Cop filmed using taser on man who asked not to be taken by car on Shabbat

Officer suspended for giving Eliran Zrihan electric shock despite not facing threat, police open probe; victim’s cousin slams ‘criminals in uniform’

A police officer (R) using a taser gun on a man who asked not to be taken to a police station by car on Shabbat, October 12, 2019. (Screenshot: Facebook)
A police officer (R) using a taser gun on a man who asked not to be taken to a police station by car on Shabbat, October 12, 2019. (Screenshot: Facebook)

A police officer has been suspended after he was filmed using a taser gun on a man who had asked not to be taken to the station by car on Shabbat.

The incident last Friday night in the northern city of Midgal Ha’emek was filmed by onlookers, and the footage drew public outrage after it was shared on social media late Tuesday.

In the clip, local resident Eliran Zrihan can be seen pleading with police officers to be taken to the police station by foot rather than by car, since he is an observant Jew who doesn’t travel by car — as a driver or passenger — on Shabbat.

The officer then asks him repeatedly: “Are you resisting an arrest?” He then asks the other policemen to stand back and shoots the man with a taser gun in the back, causing him to collapse. Officers then gathered around Zrihan and took him in the police vehicle to the station, where he remained until 7 a.m. on Saturday.

At no point during the clip does Zrihan appear to use force or pose a threat to the officers. Israel Police regulations only permit the use of tasers when officers feel they are in danger.

In a viral Facebook post accompanying the footage, Zrihan’s cousin Orly Biton wrote that the officers had been alerted by a noise complaint concerning teenagers, and that Zrihan had happened to walk through the same area and was misidentified as the culprit.

“The officers jumped him and handcuffed him without checking for whom the police were alerted,” she wrote.
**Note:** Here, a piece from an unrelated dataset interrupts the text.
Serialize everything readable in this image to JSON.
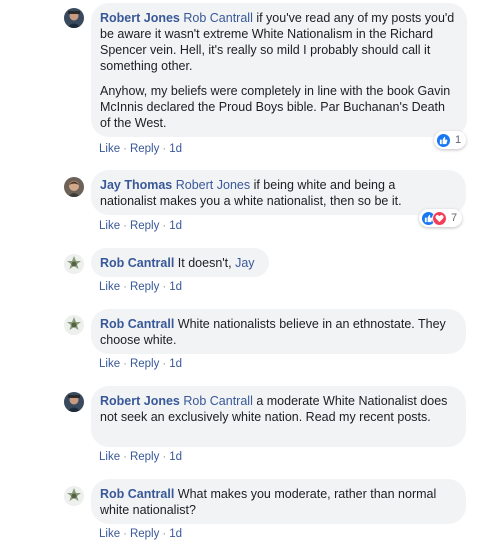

She added that Zrihan had begged to be taken by foot to the police station, which she said was located a five-minute walk from the scene.

Biton accused the officers of treating Zrihan as if he was a “terrorist on his way to carry out an attack” or a known criminal.

“If until now we were afraid of our kids being hurt by teenagers wandering around at night, today we are afraid of the Israel Police,” she added, calling the officers “criminals in uniform.”

Police said that an initial probe into the incident indicated that the officer had breached police rules and “not acted as expected of a policeman in such a situation.”

“Therefore, the material has been handed to the Police Internal Investigations Department for an investigation, and simultaneously it has been decided for now to suspend him with immediate effect,” police added in a statement. “As the probe ends further steps will be decided.”

Police added that it was an extraordinary case that “does not at all characterize the Israel Police officers who professionally enforce the law every day and serve millions of citizens with professionalism, dedication and mutual respect to every human.”